In 1875, Chesnut turned to her wartime journal and began refining it, eliminating passages she considered too personal and supplying missing data; of the original journal, only four hundred pages survive. Between 1881 and 1883, however, she undertook an extensive revision of the work from the perspective of almost twenty years later. At that stage, she changed the original journal considerably, embellishing original passages and using skills she had learned from writing her novels. The resulting forty-eight volumes of this revision, which were published twenty years after her death, made Mary Chesnut famous as a diarist (more accurately a memorialist) of the Civil War. This work and the original revision show her to have been a “feminine” and intelligent woman who was a good conversationalist, a shrewd judge of human nature, and an independent thinker when it came to such institutions as slavery.

Bibliography

DeCredico, Mary A. Mary Boykin Chesnut: A Confederate Woman’s Life. Madison, Wis.: Madison House, 1996. From the series American Profiles. Includes bibliographical references and an index.

Juncker, Clara. “Writing Herstory: Mary Chesnut’s Civil War.” Southern Studies 26 (1987). Presents a feminist viewpoint.

Lynn, Kenneth S. The Air-line to Seattle: Studies in Literary and Historical Writing About America. Chicago: University of Chicago Press, 1983. A controversial view, which attacks the published diary as a fraud, characterizing it instead as a novel.

Mentzer, Melissa. “Rewriting Herself: Mary Chesnut’s Narrative Strategies.” Connecticut Review 14 (1992). Argues that Chesnut’s narrative technique is a reflection of the position of southern women in the 1880’s.

Muhlenfeld, Elisabeth. Mary Boykin Chesnut. Baton Rouge: Louisiana State University Press, 1981. The first book-length biography. Offers a good discussion of all of Chesnut’s writings.

Wiley, Bell Irvin. Confederate Women.
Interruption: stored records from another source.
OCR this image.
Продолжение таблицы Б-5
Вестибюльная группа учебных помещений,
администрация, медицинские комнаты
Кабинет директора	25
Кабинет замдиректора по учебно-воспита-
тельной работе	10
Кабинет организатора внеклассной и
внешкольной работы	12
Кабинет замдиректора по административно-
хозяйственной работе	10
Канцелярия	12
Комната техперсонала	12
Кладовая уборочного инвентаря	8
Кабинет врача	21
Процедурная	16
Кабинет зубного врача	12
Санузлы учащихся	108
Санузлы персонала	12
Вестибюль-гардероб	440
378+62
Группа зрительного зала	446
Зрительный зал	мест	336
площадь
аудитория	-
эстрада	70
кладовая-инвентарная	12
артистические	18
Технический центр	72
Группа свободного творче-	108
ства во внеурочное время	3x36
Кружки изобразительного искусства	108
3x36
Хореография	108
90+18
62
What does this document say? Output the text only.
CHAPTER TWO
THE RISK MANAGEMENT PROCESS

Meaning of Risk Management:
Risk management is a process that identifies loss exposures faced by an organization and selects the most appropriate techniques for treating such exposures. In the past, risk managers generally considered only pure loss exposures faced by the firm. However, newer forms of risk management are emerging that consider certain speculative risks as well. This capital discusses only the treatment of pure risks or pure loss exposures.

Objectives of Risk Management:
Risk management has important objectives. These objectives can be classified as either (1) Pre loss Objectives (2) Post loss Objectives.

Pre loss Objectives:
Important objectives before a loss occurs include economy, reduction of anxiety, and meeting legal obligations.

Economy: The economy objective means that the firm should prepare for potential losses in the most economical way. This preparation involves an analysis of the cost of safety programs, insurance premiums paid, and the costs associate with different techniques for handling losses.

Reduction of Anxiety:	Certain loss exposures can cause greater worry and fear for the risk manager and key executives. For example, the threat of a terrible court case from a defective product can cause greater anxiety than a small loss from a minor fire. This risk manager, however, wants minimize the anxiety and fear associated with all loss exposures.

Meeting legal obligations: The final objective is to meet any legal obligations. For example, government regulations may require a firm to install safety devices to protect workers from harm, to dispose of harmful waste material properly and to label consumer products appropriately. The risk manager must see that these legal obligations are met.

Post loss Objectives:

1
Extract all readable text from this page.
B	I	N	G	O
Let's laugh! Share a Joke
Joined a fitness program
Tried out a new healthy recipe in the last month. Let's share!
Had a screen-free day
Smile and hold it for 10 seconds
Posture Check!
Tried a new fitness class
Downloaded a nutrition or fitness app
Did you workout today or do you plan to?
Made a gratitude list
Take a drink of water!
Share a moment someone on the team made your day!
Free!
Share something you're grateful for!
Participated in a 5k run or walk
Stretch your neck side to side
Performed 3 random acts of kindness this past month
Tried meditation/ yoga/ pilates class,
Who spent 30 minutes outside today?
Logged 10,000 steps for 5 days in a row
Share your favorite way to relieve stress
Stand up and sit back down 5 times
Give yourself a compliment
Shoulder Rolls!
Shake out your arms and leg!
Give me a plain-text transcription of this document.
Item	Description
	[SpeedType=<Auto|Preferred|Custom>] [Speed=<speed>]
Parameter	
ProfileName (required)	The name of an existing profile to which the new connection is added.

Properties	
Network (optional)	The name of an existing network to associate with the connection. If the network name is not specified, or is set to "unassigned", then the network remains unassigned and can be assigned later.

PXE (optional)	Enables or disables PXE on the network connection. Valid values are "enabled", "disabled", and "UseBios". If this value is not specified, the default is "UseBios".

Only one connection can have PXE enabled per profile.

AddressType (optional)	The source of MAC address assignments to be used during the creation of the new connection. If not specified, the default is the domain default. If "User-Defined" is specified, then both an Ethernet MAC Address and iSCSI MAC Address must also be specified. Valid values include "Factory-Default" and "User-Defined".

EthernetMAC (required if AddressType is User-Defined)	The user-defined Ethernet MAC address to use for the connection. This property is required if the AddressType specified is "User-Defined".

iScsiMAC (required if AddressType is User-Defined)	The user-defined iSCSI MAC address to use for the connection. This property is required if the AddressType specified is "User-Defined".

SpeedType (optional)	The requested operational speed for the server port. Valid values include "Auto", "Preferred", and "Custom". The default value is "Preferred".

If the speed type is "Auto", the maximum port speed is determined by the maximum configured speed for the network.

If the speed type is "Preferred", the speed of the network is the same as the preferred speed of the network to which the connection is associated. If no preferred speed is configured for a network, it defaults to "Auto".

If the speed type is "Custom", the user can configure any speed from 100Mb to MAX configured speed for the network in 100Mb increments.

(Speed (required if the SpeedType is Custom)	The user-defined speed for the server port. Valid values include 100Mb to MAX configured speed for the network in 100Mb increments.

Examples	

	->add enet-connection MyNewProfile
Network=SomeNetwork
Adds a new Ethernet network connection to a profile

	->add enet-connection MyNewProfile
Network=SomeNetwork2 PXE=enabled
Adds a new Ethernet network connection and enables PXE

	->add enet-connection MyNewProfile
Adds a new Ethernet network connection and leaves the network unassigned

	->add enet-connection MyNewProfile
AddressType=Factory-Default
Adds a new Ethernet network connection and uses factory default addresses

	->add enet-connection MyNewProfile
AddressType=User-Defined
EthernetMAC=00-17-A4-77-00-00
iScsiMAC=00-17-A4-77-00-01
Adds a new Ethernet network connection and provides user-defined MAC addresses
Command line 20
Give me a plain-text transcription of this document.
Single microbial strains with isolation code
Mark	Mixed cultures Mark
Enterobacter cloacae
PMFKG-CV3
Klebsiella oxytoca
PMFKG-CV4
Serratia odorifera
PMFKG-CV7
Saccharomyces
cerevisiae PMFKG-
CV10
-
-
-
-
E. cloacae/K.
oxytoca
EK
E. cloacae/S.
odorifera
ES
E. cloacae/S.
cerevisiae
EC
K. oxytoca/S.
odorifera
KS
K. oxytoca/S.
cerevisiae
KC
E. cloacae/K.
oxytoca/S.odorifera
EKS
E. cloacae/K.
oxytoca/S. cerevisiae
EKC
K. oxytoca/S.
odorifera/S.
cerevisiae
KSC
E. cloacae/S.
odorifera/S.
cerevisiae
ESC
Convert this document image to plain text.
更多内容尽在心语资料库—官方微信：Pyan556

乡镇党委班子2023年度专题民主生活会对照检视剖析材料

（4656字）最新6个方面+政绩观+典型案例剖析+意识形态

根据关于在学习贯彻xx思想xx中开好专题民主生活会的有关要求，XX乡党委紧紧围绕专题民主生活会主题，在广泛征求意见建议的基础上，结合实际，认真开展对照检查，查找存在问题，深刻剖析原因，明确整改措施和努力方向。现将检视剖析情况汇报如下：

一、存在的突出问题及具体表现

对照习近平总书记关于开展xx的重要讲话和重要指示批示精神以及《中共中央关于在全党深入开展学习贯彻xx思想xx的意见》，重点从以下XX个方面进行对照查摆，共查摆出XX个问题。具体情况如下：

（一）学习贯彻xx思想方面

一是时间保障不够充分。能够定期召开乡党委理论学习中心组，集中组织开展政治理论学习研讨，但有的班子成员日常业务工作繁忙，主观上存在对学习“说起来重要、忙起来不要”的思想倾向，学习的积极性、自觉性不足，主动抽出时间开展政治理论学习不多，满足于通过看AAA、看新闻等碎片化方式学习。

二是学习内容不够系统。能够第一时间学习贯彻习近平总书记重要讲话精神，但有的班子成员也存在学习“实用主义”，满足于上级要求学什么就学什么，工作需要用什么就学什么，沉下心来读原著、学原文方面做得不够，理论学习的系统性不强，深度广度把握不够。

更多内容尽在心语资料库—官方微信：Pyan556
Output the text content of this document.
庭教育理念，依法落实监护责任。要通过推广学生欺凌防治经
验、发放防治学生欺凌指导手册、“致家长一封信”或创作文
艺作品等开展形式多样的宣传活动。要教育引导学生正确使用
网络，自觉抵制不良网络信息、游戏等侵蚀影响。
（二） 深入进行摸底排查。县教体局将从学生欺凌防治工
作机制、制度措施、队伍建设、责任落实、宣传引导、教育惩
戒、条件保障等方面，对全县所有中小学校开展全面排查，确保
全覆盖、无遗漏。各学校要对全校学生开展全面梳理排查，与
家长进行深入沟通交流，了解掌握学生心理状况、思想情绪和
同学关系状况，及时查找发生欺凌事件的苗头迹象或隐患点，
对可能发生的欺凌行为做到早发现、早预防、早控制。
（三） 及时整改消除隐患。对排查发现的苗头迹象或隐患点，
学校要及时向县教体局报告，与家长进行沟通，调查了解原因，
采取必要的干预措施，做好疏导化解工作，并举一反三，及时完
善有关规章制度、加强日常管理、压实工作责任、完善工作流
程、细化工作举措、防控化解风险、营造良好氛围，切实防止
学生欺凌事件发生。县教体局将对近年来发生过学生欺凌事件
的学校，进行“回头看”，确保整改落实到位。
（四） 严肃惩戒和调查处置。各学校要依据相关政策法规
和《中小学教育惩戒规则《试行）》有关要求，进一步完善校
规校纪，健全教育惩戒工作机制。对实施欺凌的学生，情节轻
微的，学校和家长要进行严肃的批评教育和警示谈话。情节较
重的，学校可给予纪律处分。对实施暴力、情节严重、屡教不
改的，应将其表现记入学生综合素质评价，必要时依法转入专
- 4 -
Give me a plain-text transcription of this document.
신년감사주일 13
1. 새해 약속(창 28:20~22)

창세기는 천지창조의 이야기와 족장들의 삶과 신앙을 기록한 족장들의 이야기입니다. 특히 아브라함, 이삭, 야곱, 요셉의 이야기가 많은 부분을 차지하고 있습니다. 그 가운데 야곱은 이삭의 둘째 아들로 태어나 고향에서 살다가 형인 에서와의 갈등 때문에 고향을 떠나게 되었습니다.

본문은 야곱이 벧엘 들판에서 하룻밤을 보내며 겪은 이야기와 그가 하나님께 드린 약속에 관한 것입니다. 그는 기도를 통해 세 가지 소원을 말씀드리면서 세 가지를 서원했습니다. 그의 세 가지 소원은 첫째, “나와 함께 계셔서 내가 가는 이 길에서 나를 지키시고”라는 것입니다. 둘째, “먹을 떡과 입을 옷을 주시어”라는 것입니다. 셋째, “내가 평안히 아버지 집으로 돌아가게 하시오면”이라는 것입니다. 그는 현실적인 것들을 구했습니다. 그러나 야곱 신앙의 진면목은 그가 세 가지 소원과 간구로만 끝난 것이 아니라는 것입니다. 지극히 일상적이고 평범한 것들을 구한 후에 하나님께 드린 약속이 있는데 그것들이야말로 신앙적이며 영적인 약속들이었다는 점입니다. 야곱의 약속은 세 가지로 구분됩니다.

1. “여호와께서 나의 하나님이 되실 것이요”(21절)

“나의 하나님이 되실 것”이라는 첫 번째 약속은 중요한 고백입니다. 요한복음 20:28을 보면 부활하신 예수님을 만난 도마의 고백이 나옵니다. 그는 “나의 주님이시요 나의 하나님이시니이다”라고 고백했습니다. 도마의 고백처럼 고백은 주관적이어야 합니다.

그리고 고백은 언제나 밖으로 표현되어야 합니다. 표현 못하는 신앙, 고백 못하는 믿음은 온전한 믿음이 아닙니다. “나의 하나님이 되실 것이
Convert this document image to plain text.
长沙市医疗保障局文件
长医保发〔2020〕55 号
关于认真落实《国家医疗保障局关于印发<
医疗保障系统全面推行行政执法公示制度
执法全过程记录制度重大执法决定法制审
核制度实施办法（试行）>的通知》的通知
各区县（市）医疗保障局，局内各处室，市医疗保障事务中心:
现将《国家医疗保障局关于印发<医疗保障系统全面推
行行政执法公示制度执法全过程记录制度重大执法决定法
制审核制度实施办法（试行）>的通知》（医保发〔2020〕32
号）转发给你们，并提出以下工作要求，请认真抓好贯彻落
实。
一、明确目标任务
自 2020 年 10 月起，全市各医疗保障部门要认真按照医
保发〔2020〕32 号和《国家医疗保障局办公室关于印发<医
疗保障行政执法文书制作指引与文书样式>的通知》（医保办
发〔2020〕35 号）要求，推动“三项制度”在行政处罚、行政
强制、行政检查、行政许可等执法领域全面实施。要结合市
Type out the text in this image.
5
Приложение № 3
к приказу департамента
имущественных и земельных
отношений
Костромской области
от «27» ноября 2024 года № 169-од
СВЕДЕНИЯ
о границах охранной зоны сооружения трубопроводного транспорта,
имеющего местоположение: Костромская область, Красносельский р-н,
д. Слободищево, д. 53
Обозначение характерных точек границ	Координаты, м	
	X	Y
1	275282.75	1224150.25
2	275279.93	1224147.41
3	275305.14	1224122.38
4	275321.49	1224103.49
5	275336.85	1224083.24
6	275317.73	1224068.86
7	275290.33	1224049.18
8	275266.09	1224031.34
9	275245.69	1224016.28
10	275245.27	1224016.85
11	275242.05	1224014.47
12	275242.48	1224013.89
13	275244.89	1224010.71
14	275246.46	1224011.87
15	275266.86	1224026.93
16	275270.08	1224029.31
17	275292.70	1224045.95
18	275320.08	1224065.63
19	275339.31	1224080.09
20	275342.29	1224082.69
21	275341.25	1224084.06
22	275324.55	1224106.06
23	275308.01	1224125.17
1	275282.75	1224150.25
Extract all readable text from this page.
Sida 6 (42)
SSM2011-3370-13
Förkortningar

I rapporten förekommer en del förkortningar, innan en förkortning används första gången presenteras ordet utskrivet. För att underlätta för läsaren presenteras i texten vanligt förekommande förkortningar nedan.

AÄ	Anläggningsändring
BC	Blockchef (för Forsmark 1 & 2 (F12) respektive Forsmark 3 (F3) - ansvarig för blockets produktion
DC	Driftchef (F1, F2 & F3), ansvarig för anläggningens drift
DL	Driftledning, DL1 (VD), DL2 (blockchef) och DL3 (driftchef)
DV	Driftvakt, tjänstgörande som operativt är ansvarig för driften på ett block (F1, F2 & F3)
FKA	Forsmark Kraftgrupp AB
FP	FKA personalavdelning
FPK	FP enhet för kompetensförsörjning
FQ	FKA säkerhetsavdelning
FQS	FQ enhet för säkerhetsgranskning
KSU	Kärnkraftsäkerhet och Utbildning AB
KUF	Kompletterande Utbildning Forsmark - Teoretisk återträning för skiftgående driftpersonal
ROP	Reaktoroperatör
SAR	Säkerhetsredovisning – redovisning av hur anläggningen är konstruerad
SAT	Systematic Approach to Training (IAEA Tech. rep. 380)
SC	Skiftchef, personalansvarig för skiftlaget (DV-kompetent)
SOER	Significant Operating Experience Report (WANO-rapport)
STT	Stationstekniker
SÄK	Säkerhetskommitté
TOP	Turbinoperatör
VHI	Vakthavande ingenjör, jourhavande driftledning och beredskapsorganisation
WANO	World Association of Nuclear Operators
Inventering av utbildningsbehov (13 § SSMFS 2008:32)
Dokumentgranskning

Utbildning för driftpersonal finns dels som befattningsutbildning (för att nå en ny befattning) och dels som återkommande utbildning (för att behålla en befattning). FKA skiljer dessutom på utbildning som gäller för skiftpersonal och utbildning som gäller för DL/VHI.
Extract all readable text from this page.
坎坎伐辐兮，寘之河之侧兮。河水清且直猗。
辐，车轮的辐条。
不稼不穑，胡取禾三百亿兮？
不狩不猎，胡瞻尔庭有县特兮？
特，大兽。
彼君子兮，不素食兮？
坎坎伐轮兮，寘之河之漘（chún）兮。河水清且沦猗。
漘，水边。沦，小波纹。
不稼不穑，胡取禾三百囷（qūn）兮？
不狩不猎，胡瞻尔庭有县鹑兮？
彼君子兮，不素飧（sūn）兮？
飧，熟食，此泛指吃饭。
Westport, Conn.: Greenwood Press, 1975. Devotes a chapter to discussing Chesnut’s viewpoints, interests, and character using excerpts from Ben Ames Williams’s edition of A Diary from Dixie.

Wilson, Edmund. Patriotic Gore: Studies in the Literature of the American Civil War. Reprint. New York: W. W. Norton, 1994. Stresses the artistic and literary qualities of Chestnut’s published journals.